Yaşadığımız, gözle görebildiğimiz, istediğimiz zaman gidip görebileceğimiz yerlerin dışındaki coğrafyalarda yaşam nasıldır? İnsanlar nelere güler? Geleneksel yemeklerinin tadı nasıldır? Sosyal ve ekonomik şartları nedir? Onların etnik giysileri içinde bizler nasıl görünürüz?... Bunun benzeri daha birçok soru var kafamızda... Ancak bunların cevaplarını belgesellerden öğrenmek, oradaki yaşamı solumak, kokusunu duymak, tadına bakmak, oranın şartlarıyla zorlanmak ya da rahatlamak kadar tatmin edici değil. Belgeseller bizim için, içinde tadına bakamadığımız yüzlerce meyve olan bir pastayı vitrinden seyretmeye benzer. İşlerimizin izin verdiği süreler dahilinde, heryerini göremesek de o yerin yaşamından bir kesiti yaşamak, bu meyveli pastanın ufak bir dilimini tatmak gibi bizim için.
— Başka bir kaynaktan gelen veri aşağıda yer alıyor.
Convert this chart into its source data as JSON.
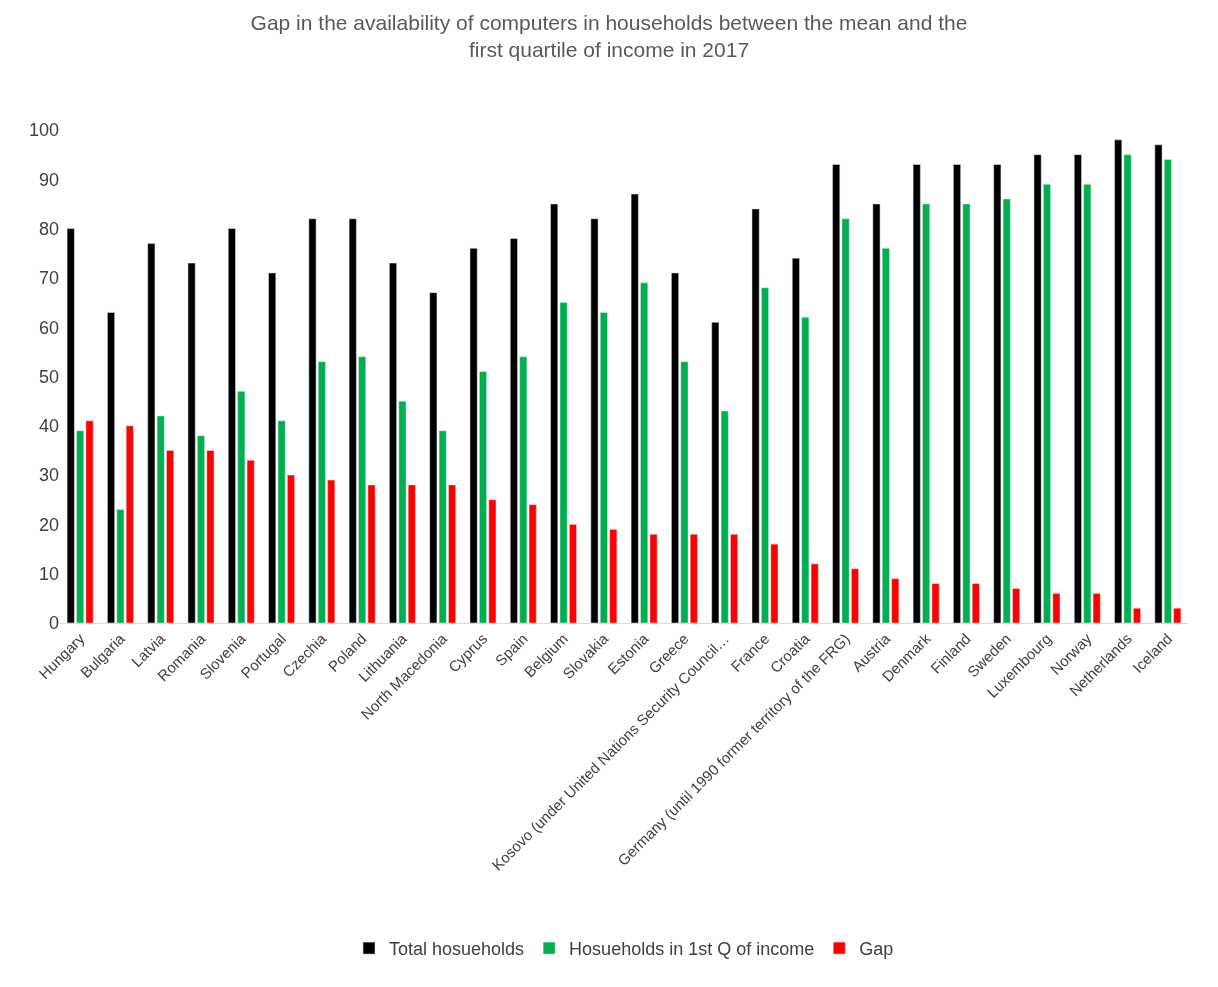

Geçici de olsa gittiğimiz yerin yaşamının bir parçası oluveririz. Oranın tarihi, kültürü, zevkleri ve tehlikeleri artık ayaklarımızın dibindedir. İşte orada sadece yaşadığımız coğrafyanın değil tüm dünyanın insanı olduğumuzu hissederiz.
Bu görgü bize hayata dair daha adil bir yaklaşım ve hoşgörü katıyor. Neden sonuç ilişkilerini kavramamıza yardımcı oluyor. Ait olduğumuz yeri daha güzel ve yaşamaya değer hale getirmek için istek veriyor. Sadece imkanlarınız dahilinde gezip gördüğünüzle kalmayın; gittiğiniz yerlerin farklılıklarını da anlamaya çalışın diyoruz.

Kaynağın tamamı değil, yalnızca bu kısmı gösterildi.